In re Tribune Company Fraudulent Conveyance Litigation (S.D.N.Y.)
Entwistle & Cappucci serves as court-appointed co-liaison counsel and member of the Defense Committee for a class consisting of approximately 5,500 former shareholders of Tribune Company named as defendants in a series of cases countrywide (since consolidated into an MDL in S.D.N.Y.) brought by noteholders of the Tribune Company who financed the company’s 2007 LBO (the “Noteholders”) and by a Trustee representing the former unsecured creditors committee (the “Trustee”) seeking to avoid approximately $8 billion in transfers to the Tribune Company’s public shareholders who tendered shares in the LBO. The advancement of fraudulent conveyance claims against a defendant class of disinterested public minority shareholders who neither negotiated nor structured a going private transaction presents issues of first impression in our District and Circuit Courts and is being watched carefully by industry professionals.
Entwistle & Cappucci, together with members of the Defense Committee, filed initial Phase One Motions to Dismiss certain of the claims and on September 23, 2013, presiding Judge Richard Sullivan issued an order dismissing the Noteholders’ state law constructive fraudulent conveyance claims on grounds that Section 362(a)(1) of the Bankruptcy Code stays fraudulent conveyance claims by creditors for as long as the trustee is exercising its avoidance powers.
On May 23, 2014, Entwistle & Cappucci, together with members of the Defense Committee, filed a motion to dismiss Count One of the Trustee’s Fifth Amended Complaint for intentional fraudulent conveyance on grounds, among other things, that the complaint fails to allege facts from which a strong inference can be drawn that the Tribune Board acted with the actual intent to hinder, delay or defraud creditors when it approved the LBO.
On March 29, 2016, the Second Circuit Court of Appeals issued an opinion on (i) the Noteholders’ appeal of Judge Sullivan’s dismissal of the state law constructive fraudulent conveyance claims in the Noteholder Action for lack of standing, and (ii) the Defense Committee’s cross-appeal of Judge Sullivan’s ruling that the safe-harbor in Section 546(e) of the Bankruptcy Code is inapplicable to the claims.
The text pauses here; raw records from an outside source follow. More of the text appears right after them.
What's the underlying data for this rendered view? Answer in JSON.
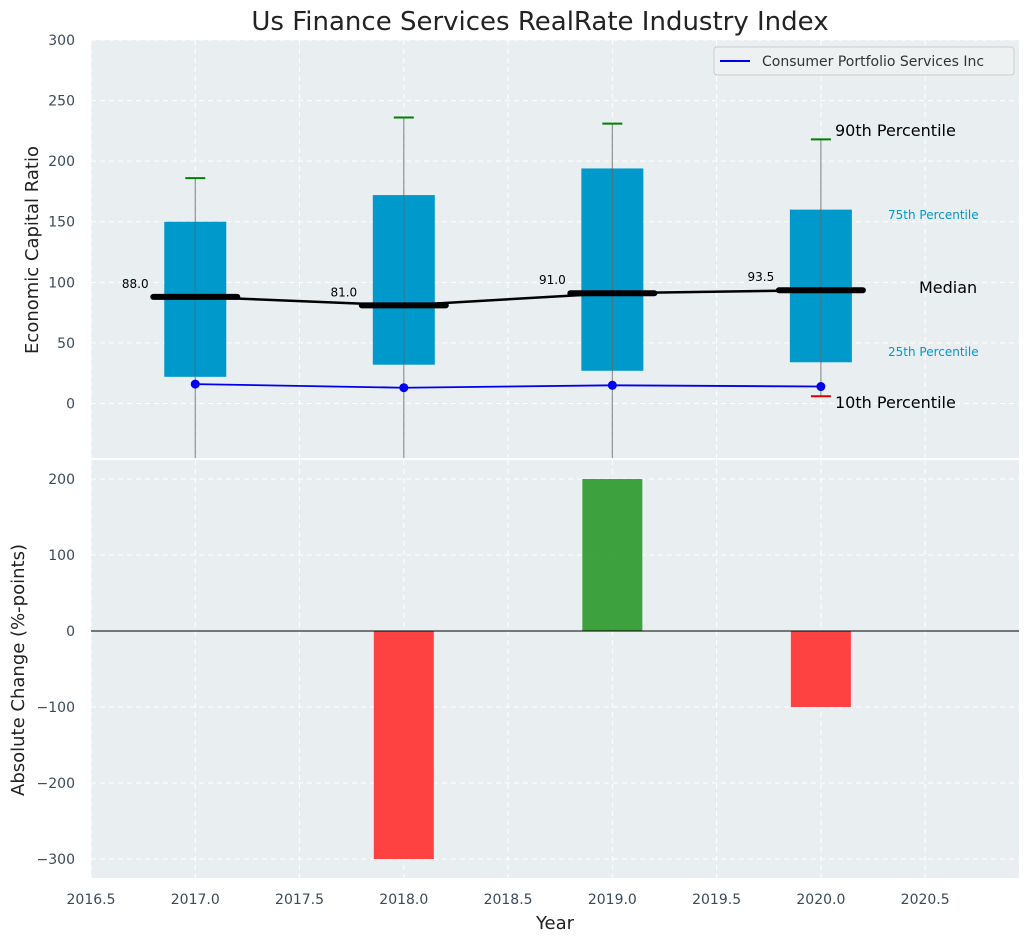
{
  "chart_data": {
    "type": "box-and-bar",
    "title": "Us Finance Services RealRate Industry Index",
    "xlabel": "Year",
    "x_ticks": [
      "2016.5",
      "2017.0",
      "2017.5",
      "2018.0",
      "2018.5",
      "2019.0",
      "2019.5",
      "2020.0",
      "2020.5"
    ],
    "xlim": [
      2016.5,
      2020.95
    ],
    "grid": true,
    "top": {
      "ylabel": "Economic Capital Ratio",
      "ylim": [
        -45,
        300
      ],
      "y_ticks": [
        "0",
        "50",
        "100",
        "150",
        "200",
        "250",
        "300"
      ],
      "boxes": [
        {
          "year": 2017,
          "p10": -50,
          "p25": 22,
          "median": 88.0,
          "median_label": "88.0",
          "p75": 150,
          "p90": 186
        },
        {
          "year": 2018,
          "p10": -50,
          "p25": 32,
          "median": 81.0,
          "median_label": "81.0",
          "p75": 172,
          "p90": 236
        },
        {
          "year": 2019,
          "p10": -50,
          "p25": 27,
          "median": 91.0,
          "median_label": "91.0",
          "p75": 194,
          "p90": 231
        },
        {
          "year": 2020,
          "p10": 6,
          "p25": 34,
          "median": 93.5,
          "median_label": "93.5",
          "p75": 160,
          "p90": 218
        }
      ],
      "company_series": {
        "name": "Consumer Portfolio Services Inc",
        "color": "#0000ee",
        "x": [
          2017,
          2018,
          2019,
          2020
        ],
        "y": [
          16,
          13,
          15,
          14
        ]
      },
      "annotations": {
        "p90": "90th Percentile",
        "p75": "75th Percentile",
        "median": "Median",
        "p25": "25th Percentile",
        "p10": "10th Percentile"
      },
      "legend_position": "top-right",
      "box_color": "#0099cc",
      "whisker_top_color": "#008000",
      "whisker_bottom_color": "#dd0000"
    },
    "bottom": {
      "ylabel": "Absolute Change (%-points)",
      "ylim": [
        -325,
        225
      ],
      "y_ticks": [
        "−300",
        "−200",
        "−100",
        "0",
        "100",
        "200"
      ],
      "bars": [
        {
          "year": 2018,
          "value": -300
        },
        {
          "year": 2019,
          "value": 200
        },
        {
          "year": 2020,
          "value": -100
        }
      ],
      "positive_color": "#2e9a2e",
      "negative_color": "#ff3333"
    }
  }
}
The Second Circuit affirmed dismissal of the state law constructive fraudulent conveyance claims, holding that such claims are preempted by the safe harbor in Section 546(e) of the Bankruptcy Code.
On July 22, 2016, the Second Circuit Court of Appeals issued an order denying the Noteholders’ petition for panel rehearing, or, in the alternative, for rehearing en banc concerning the Court’s March 29, 2016 opinion affirming dismissal of the state law constructive fraudulent conveyance claims on the ground such claims are preempted by the safe harbor in Section 546(e) of the Bankruptcy Code. The May 2014 motion to dismiss Count One of the Fifth Amended Complaint (intentional fraudulent conveyance) on grounds, among other things, that the complaint fails to allege facts from which a strong inference can be drawn that the Tribune Board acted with actual intent to hinder, delay or defraud remains pending.